The author begins to describe some of the basic principles of neuroplasticity, a scientific fact that explains how we continue to learn as we age; our brains are “more Play-Doh than porcelain.”   He outlines a Nobel Prize winning study that demonstrated “repeated activation, or practice, causes the synapses themselves to swell and make stronger connections.”  (Sounds like Vision Therapy to me!) The molecules that potentiate, or aid in development, of the new neural branches (the aforementioned stronger connections) is as class of master molecules known as brain-derived neurotrophic factors (BDNF).  “Researchers found that if they sprinkled BDNF onto a petri dish, the cells automatically sprouted new branches, producing the same structural growth required for learning,” a phenomenon the author has dubbed Miracle-Gro for the brain.


“Exercise strengthens the cellular machinery of learning.  BDNF gives the synapses the tools they need to take in information, process it, associate it, remember it, and put it into context.  Indeed, in a 2007 study of humans, German researchers found that people learn vocabulary words 20 percent faster following exercise than they did before exercise and the rate of learning is correlated directly with levels of BDNF.”  


Imagine, Miracle-Gro for the brain, so easily accessible to any human being on this planet that is able to get out and move at a moderate to brisk pace.  These implications are vitally important to people of any age.  Whether you are interested in helping your child overcome learning disabilities (“people with a gene variation that robs them of BDNF are more likely to have learning deficiencies,”) or maintain cognitive vitality into later years in life, exercise is the fountain of cognitive youth, enabling your brain to continue to grow new branches and synapse of knowledge.  What does this mean for the specialty of Vision Therapy?
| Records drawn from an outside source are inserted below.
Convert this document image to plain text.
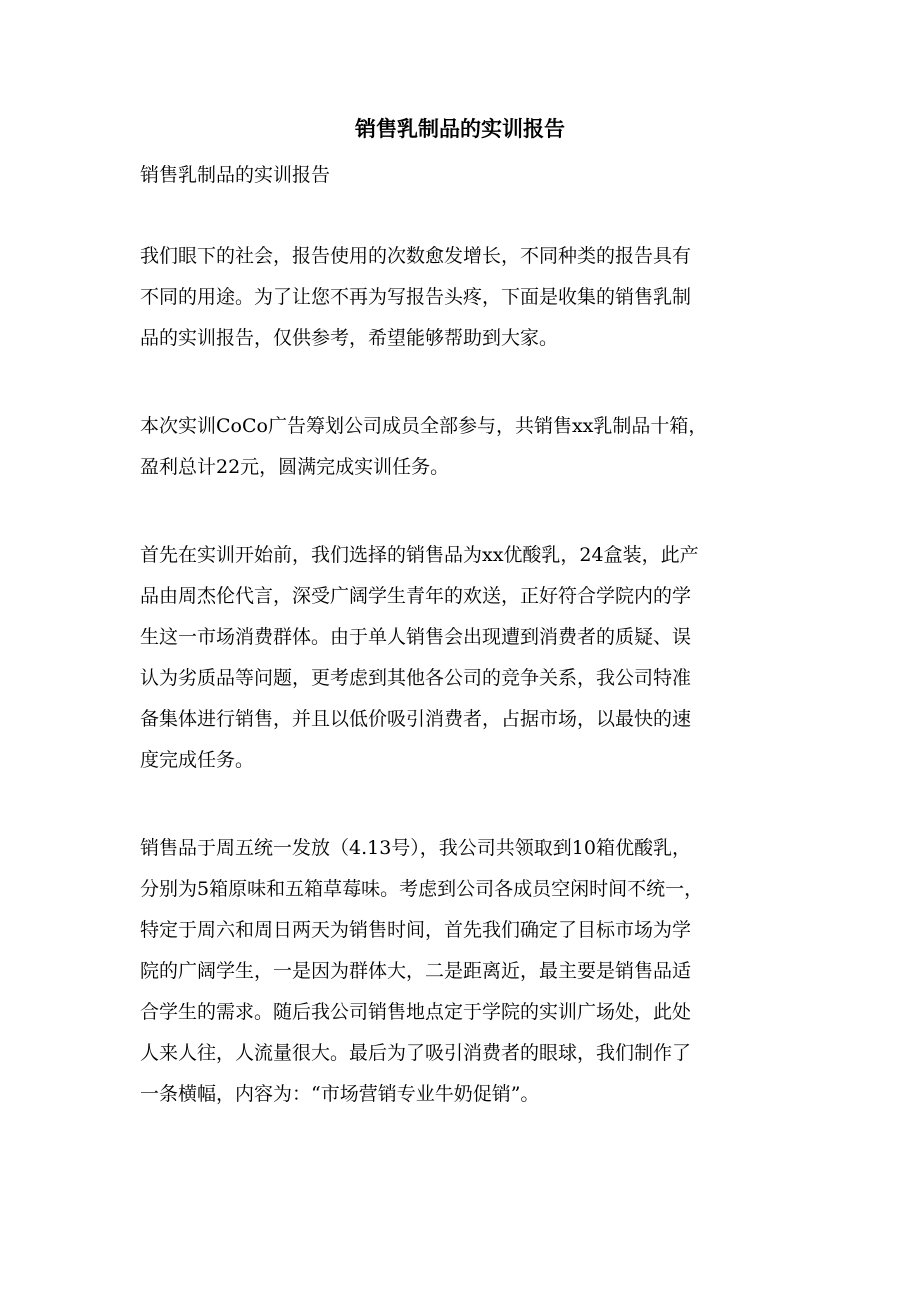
销售乳制品的实训报告

销售乳制品的实训报告

我们眼下的社会，报告使用的次数愈发增长，不同种类的报告具有
不同的用途。为了让您不再为写报告头疼，下面是收集的销售乳制
品的实训报告，仅供参考，希望能够帮助到大家。

本次实训CoCo广告筹划公司成员全部参与，共销售xx乳制品十箱，
盈利总计22元，圆满完成实训任务。

首先在实训开始前，我们选择的销售品为xx优酸乳，24盒装，此产
品由周杰伦代言，深受广阔学生青年的欢送，正好符合学院内的学
生这一市场消费群体。由于单人销售会出现遭到消费者的质疑、误
认为劣质品等问题，更考虑到其他各公司的竞争关系，我公司特准
备集体进行销售，并且以低价吸引消费者，占据市场，以最快的速
度完成任务。

销售品于周五统一发放（4.13号），我公司共领取到10箱优酸乳，
分别为5箱原味和五箱草莓味。考虑到公司各成员空闲时间不统一，
特定于周六和周日两天为销售时间，首先我们确定了目标市场为学
院的广阔学生，一是因为群体大，二是距离近，最主要是销售品适
合学生的需求。随后我公司销售地点定于学院的实训广场处，此处
人来人往，人流量很大。最后为了吸引消费者的眼球，我们制作了
一条横幅，内容为：“市场营销专业牛奶促销”。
Many of our exercises are based on visual thinking through movement. Similary, what changes could be made by implementing a home physical fitness program to supplement work in the therapy room and in life?


In our office, neuroplasticity is seen in action daily in the Vision Therapy room for patients who struggle with general visual function, visual processing or traumatic brain injuries.  Conditions are arranged for learning to help patients of all ages. Each patient participates in visual thinking through movement as foundational exercises and tasks are layered with increasing cognitive demands as appropriate.  Now that neuroscience is catching up to the expansive web of therapeutic principles, it is an exciting time to apply new a perspective to long-valued Visual Training practices.  Moderate to high intensity exercise regularly can and will do wonders in our lives and the lives of our families and patients.  


Ratey, John J., and Eric Hagerman. Spark: The Revolutionary New Science of Exercise and the Brain. New York: Little, Brown, 2008. Print.


Furth, Hans G., and Harry Wachs. Thinking Goes to School; Piaget's Theory in Practice. New York: Oxford UP, 1974. Print.